When George Shian, a second-year student at SUNY Downstate in New York City, applied to PA school, he learned what pitfalls to avoid from other PA bloggers. Now, after receiving 7 PA school acceptances, he shares his knowledge in hopes of making the application process easier for future PA students on his page @george.shian, where he has gained more than 11,000 followers.

“I was a successful applicant when it came to PA school, and I realized that a lot of people had questions,” he said. “I decided that since I have all of this advice and experience, why not talk about that and help people?”
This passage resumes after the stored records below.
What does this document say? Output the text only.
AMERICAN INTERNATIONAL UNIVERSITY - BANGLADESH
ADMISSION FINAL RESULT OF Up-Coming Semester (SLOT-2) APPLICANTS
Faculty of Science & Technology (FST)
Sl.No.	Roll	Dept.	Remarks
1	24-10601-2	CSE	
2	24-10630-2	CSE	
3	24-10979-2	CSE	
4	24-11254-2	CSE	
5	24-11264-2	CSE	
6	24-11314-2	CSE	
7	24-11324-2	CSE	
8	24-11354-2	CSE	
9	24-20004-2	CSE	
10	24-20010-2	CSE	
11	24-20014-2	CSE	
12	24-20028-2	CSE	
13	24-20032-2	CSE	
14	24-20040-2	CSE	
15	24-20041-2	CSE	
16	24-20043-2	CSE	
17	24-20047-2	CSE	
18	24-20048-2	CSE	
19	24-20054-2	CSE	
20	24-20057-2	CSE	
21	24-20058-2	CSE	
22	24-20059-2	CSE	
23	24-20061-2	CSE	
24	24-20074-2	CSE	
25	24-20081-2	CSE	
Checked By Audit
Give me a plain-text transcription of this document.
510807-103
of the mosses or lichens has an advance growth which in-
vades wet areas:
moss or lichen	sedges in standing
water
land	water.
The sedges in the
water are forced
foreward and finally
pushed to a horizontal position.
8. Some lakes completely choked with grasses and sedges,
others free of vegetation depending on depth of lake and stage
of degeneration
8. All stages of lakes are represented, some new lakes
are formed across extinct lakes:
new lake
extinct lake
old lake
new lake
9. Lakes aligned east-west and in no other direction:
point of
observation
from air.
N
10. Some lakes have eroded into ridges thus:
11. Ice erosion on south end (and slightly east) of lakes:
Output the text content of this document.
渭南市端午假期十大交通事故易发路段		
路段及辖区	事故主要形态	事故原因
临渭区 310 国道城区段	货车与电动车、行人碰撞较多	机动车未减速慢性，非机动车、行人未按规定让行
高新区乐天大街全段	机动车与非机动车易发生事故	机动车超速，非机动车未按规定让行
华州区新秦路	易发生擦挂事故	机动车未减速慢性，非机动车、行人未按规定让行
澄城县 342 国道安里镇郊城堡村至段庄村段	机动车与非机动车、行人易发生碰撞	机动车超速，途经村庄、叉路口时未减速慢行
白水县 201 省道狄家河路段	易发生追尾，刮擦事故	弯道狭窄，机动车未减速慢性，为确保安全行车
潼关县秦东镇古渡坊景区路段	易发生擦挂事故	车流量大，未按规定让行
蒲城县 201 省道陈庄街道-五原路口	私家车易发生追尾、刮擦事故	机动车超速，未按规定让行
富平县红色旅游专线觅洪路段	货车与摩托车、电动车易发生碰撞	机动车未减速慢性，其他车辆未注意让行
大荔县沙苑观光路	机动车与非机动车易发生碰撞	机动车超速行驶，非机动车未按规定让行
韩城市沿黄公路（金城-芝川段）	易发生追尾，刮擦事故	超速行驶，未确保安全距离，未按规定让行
Some PAs who are active on social media have secured paid partnerships with various brands. Ambassadorships and sponsored posts allow PAs with high follower counts to supplement their incomes through Instagram and become more well-known and trusted in the industry, but for most PAs on social media, perks and recognition are not their focus. Instagram has become a popular platform for PAs and PA students to be visible figures for younger people interested in the profession.

Mr Trinh encapsulated the PA presence on social media: to give back and assist future clinicians. “At the end of the day, what was the point of all this? Was it the clout, or was it to help students? If it was to help students [and practicing PAs], you should be proud,” he said.